O encarregado de negócios dos Estados Unidos no Brasil, Gabriel Escobar, confirmou nesta quarta-feira (18) que Washington e Brasília mantêm negociações abertas para fechar um acordo federal sobre cadeias de suprimento de minerais críticos.
A declaração foi feita durante evento promovido pela embaixada americana, em meio a tensões diplomáticas entre os dois governos — que chegaram a esvaziar o próprio encontro.
Os EUA buscam diversificar o acesso a terras raras e reduzir a dependência da cadeia hoje dominada pela China.
O que está na mesa
Em fevereiro, o Brasil recebeu uma proposta de memorando de entendimento dos Estados Unidos.

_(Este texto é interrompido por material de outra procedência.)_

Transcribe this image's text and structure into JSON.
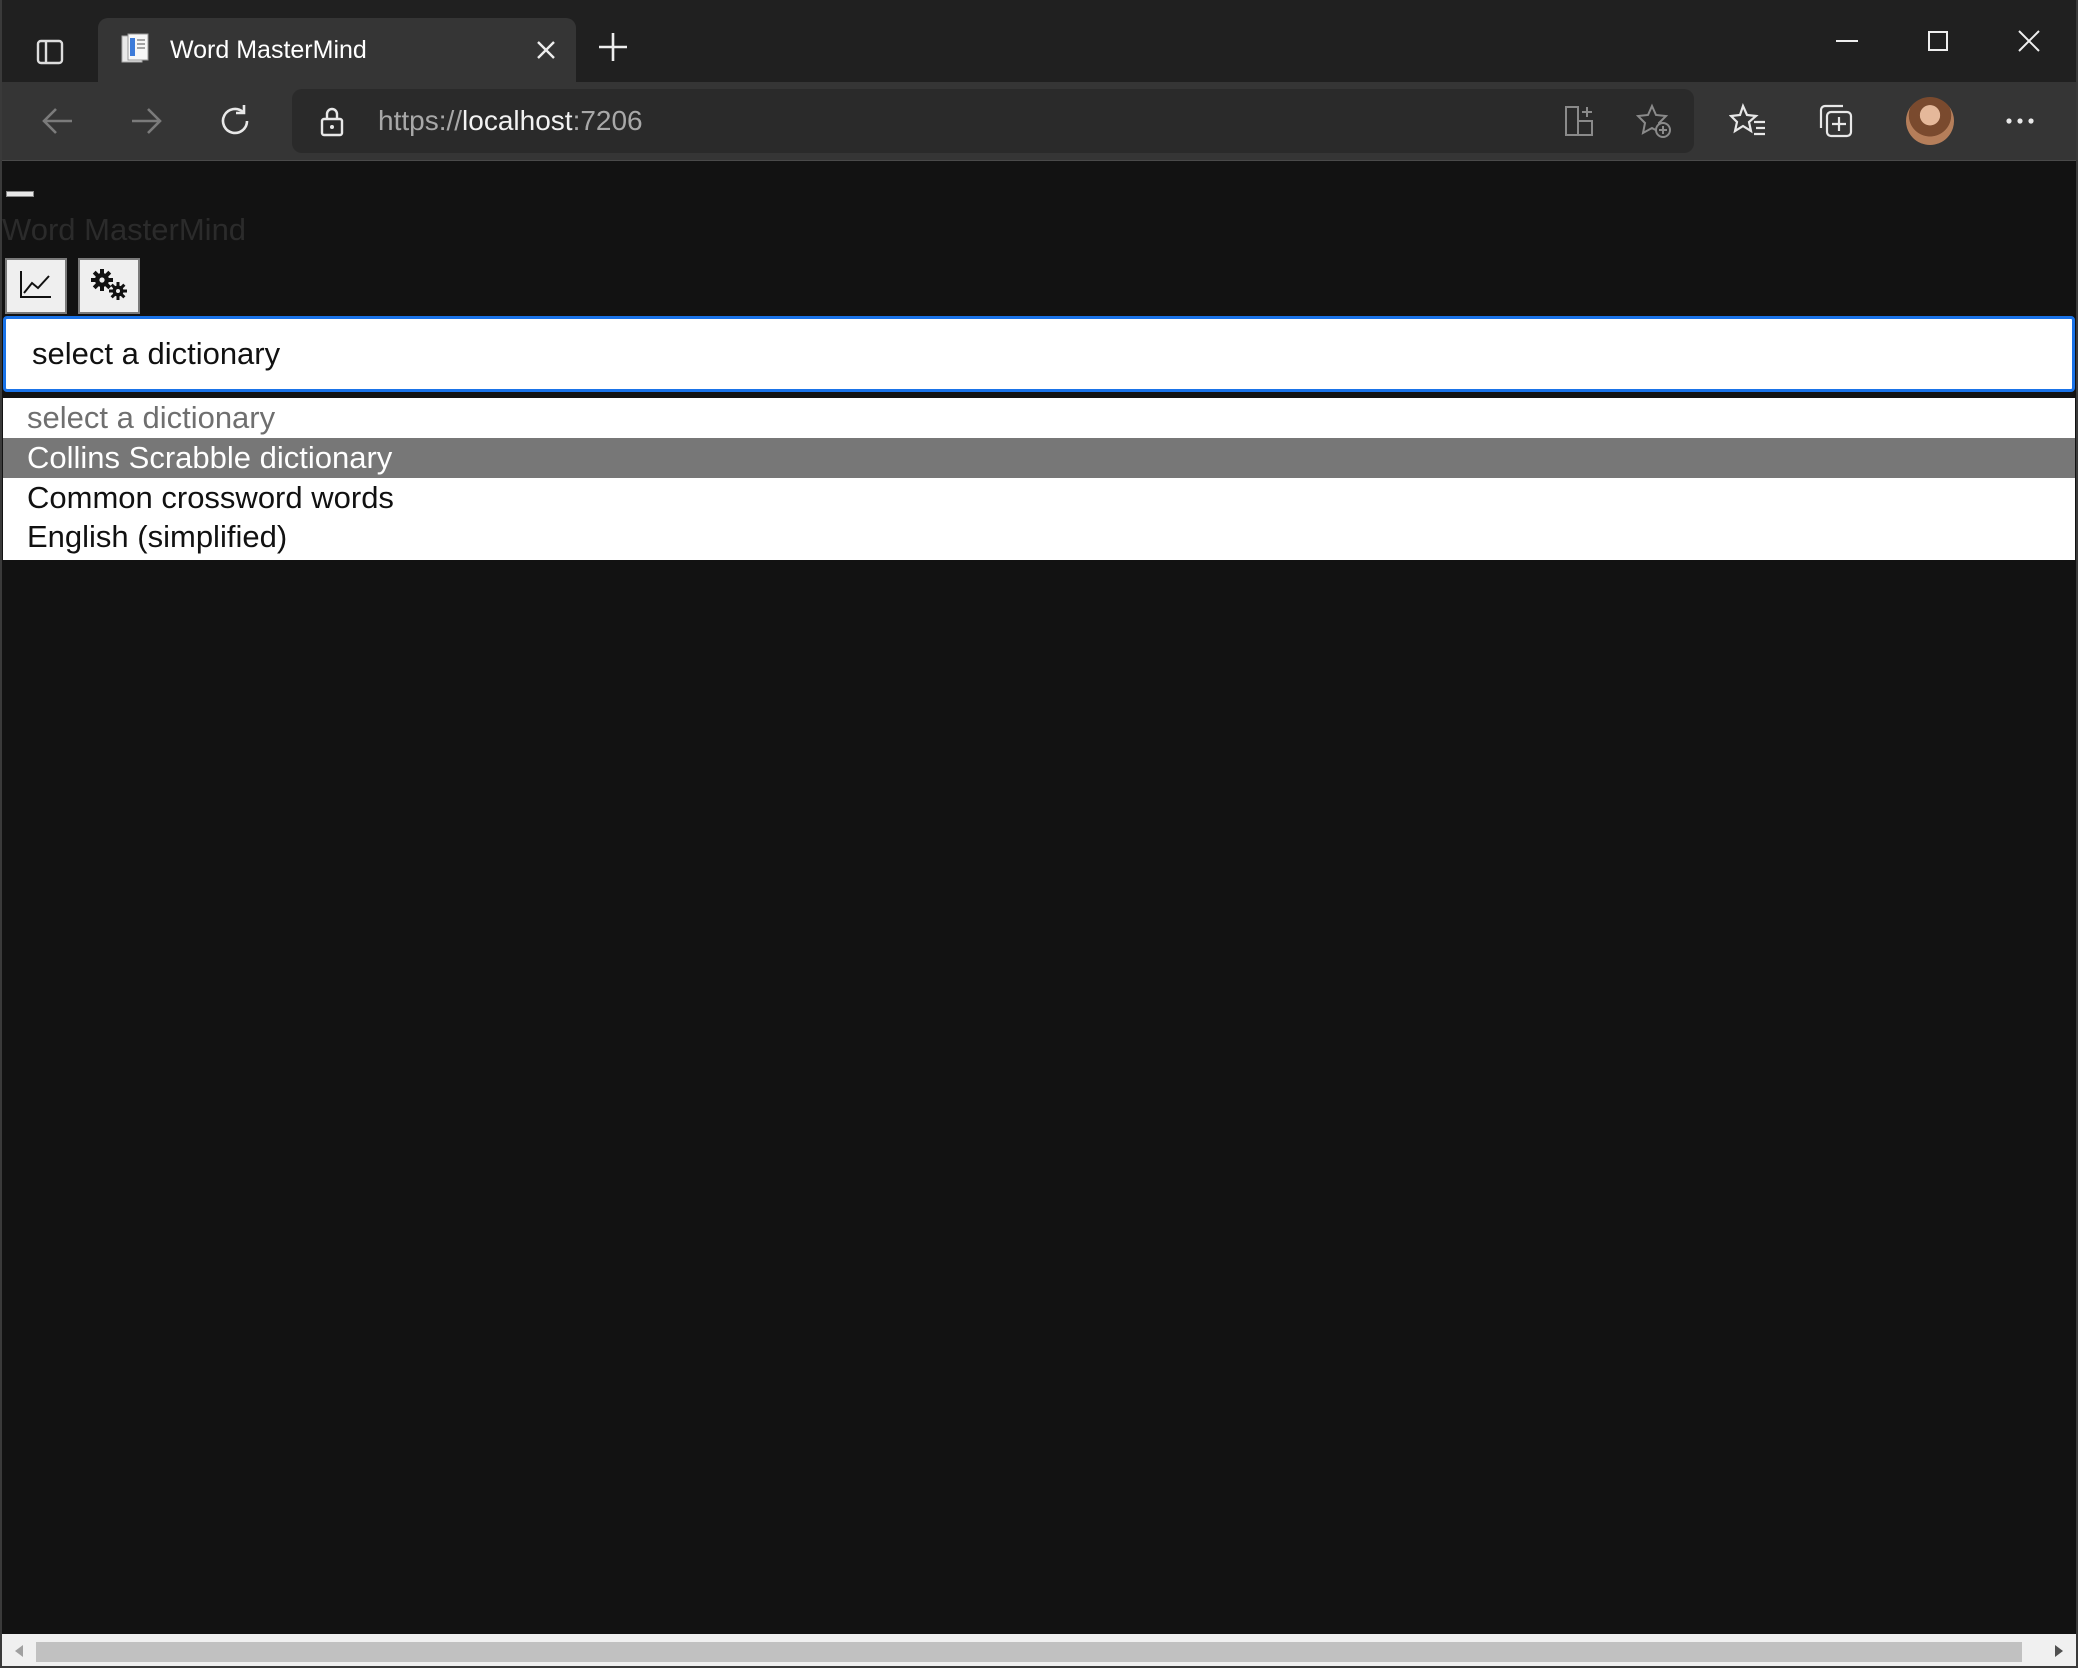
{
  "browser": {
    "tab": {
      "title": "Word MasterMind"
    },
    "url": {
      "scheme": "https://",
      "host": "localhost",
      "port": ":7206"
    }
  },
  "app": {
    "title": "Word MasterMind",
    "buttons": {
      "stats": "chart-line-icon",
      "settings": "gears-icon"
    },
    "dictionary_select": {
      "value": "select a dictionary",
      "options": [
        {
          "label": "select a dictionary",
          "state": "placeholder"
        },
        {
          "label": "Collins Scrabble dictionary",
          "state": "highlighted"
        },
        {
          "label": "Common crossword words",
          "state": "normal"
        },
        {
          "label": "English (simplified)",
          "state": "normal"
        }
      ]
    }
  },
  "colors": {
    "page_background": "#121212",
    "focus_ring": "#1a73e8",
    "highlighted_option": "#777777"
  }
}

O documento chegou inicialmente com o nome de outro país — erro depois corrigido pelos americanos. As negociações seguem conduzidas pelo escritório do representante de Comércio dos EUA e podem avançar em uma eventual visita do presidente Lula a Washington — encontro com Trump que estava previsto para este mês, mas foi adiado por conta do conflito envolvendo Irã, EUA e Israel, além das tensões bilaterais.
Goiás na linha de frente
Antes do evento desta quarta, os EUA firmaram um acordo preliminar com o estado de Goiás, que concentra reservas de lítio e nióbio e abriga a Serra Verde, única empresa em operação comercial de terras raras no país. O investimento de US$ 565 milhões da DFC na Serra Verde e o fórum de minerais críticos em São Paulo são o pano de fundo direto das negociações que Escobar descreveu — como o Tropiquim havia antecipado.
O acordo com Goiás prevê cooperação em mapeamento mineral, conexão de mineradoras locais com tecnologia americana e aprimoramento regulatório. A exigência de agregar valor localmente — que Lula defendeu também no encontro com o presidente sul-africano Ramaphosa — é o mesmo ponto que Goiás já incluiu no acordo com Washington e que o Ministério do Desenvolvimento considera prioritário, como mostrou o Tropiquim.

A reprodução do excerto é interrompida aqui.